Öğrenmenin önündeki en büyük engel: Benlik kibri
Zaman öylesine hızlandı ki 30 yaşındaki bir genç, 23 yaşındaki kardeşi için “sizin kuşak amma da bencil oldu” diye eleştiride bulunabiliyor. Ben 53 yaşında hepsinin ablası olarak onları halbuki...
Zaman öylesine hızlandı ki 30 yaşındaki bir genç, 23 yaşındaki kardeşi için “sizin kuşak amma da bencil oldu” diye eleştiride bulunabiliyor. Ben 53 yaşında hepsinin ablası olarak onları halbuki aynı kuşak olarak kodluyordum. Fakat sahiden de içlerinde yaşadıkça görüyorum. Artık üç yaşlık bir fark bile bir kuşak kadar büyük uçurum oluşturuyor.
Dediğim gibi çok hızlı akıyor zaman, devir çarçabuk değişiyor. Özellikle dijital hayat arttırdı bu hızı. Bir de şimdi yapay zeka var. Hızla organik olanla yapay olan arasındaki nitelikler aynileşiyor. Göreceksiniz, insanlığın tekamülüne bir süre sonra yapay zeka da evrimleşmiş özellikleriyle dahil olacak. Ayırt edemez hale geleceğiz organik olanla yapay olanı. Çünkü adapte olacağız.
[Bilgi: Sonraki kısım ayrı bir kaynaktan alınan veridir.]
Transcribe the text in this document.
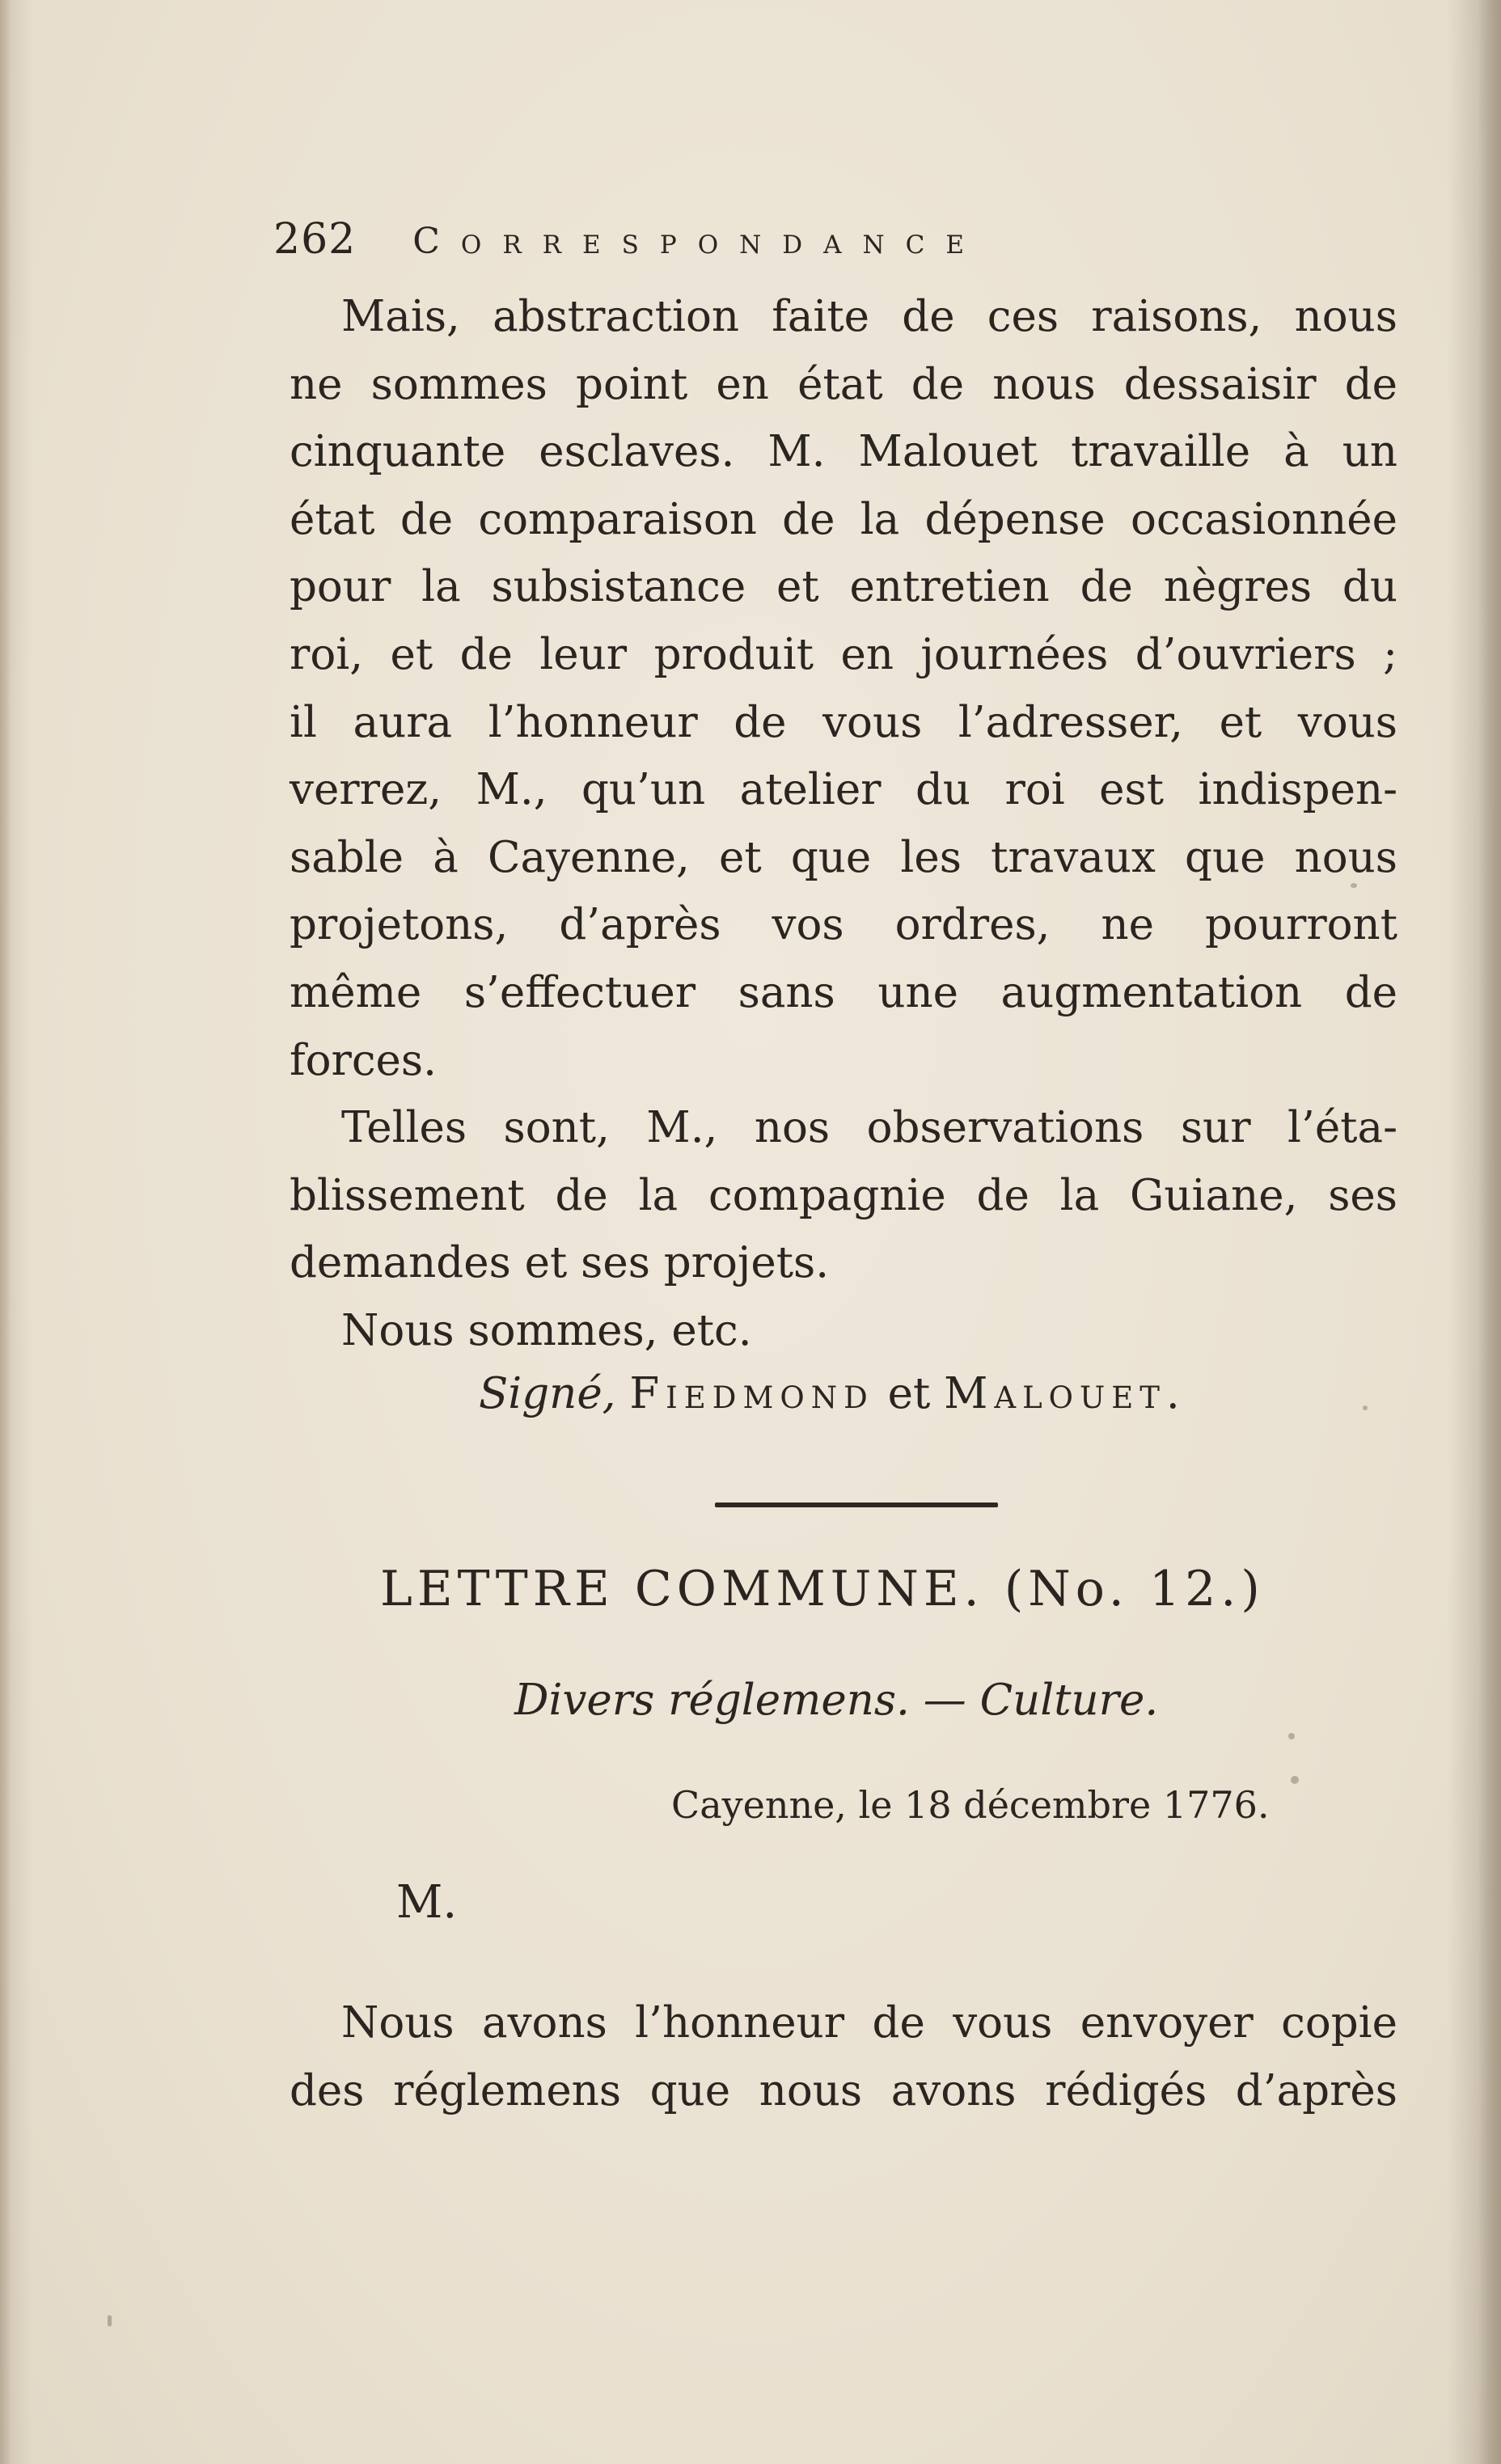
262 Correspondance
Mais, abstraction faite de ces raisons, nous
ne sommes point en état de nous dessaisir de
cinquante esclaves. M. Malouet travaille à un
état de comparaison de la dépense occasionnée
pour la subsistance et entretien de nègres du
roi, et de leur produit en journées d’ouvriers ;
il aura l’honneur de vous l’adresser, et vous
verrez, M., qu’un atelier du roi est indispen-
sable à Cayenne, et que les travaux que nous
projetons, d’après vos ordres, ne pourront
même s’effectuer sans une augmentation de
forces.
Telles sont, M., nos observations sur l’éta-
blissement de la compagnie de la Guiane, ses
demandes et ses projets.
Nous sommes, etc.
Signé, Fiedmond et Malouet.
LETTRE COMMUNE. (No. 12.)
Divers réglemens. — Culture.
Cayenne, le 18 décembre 1776.
M.
Nous avons l’honneur de vous envoyer copie
des réglemens que nous avons rédigés d’après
Tıpkı şimdiki gdo ürünler gibi. Genetiği değişse de gıda olarak kabul ediyor ve yiyoruz. Yapay zeka da böyle olacak. Her şeyde onu kullanacağız. Biraz da bu sebeple olsa gerek dijital yeniliklerin içine doğan çocuklar adapte olmakta hiç zorluk çekmiyorlar.
Doğuştan yapay zeka! Diyelim. Ya da: Doğuştan gdo! İsterseniz beğenmeyelim, eleştirel kitaplar yayınlayalım. Biz yazana kadar bambaşka pratikler getirecek, bambaşka söylemler doğup ölecek dijital alemlerde. Saniyelerle değişen, dönüşen bir tekamül bu.
Evet, hızlanan zaman bütün bu dönüşümü de hızlandırıyor ve evet ‘sonsuz şimdi’de bu ivmeyle devam ediyor insanlaşma serüvenimiz.
Her zaman ilerlemeci düz bir çizgi olacak değil ya. Devirden devire kimi zaman da yapay, suni, sentetik evrimleşmelerle akan bir devam ediş bu. Çünkü düz değil, döngüsel.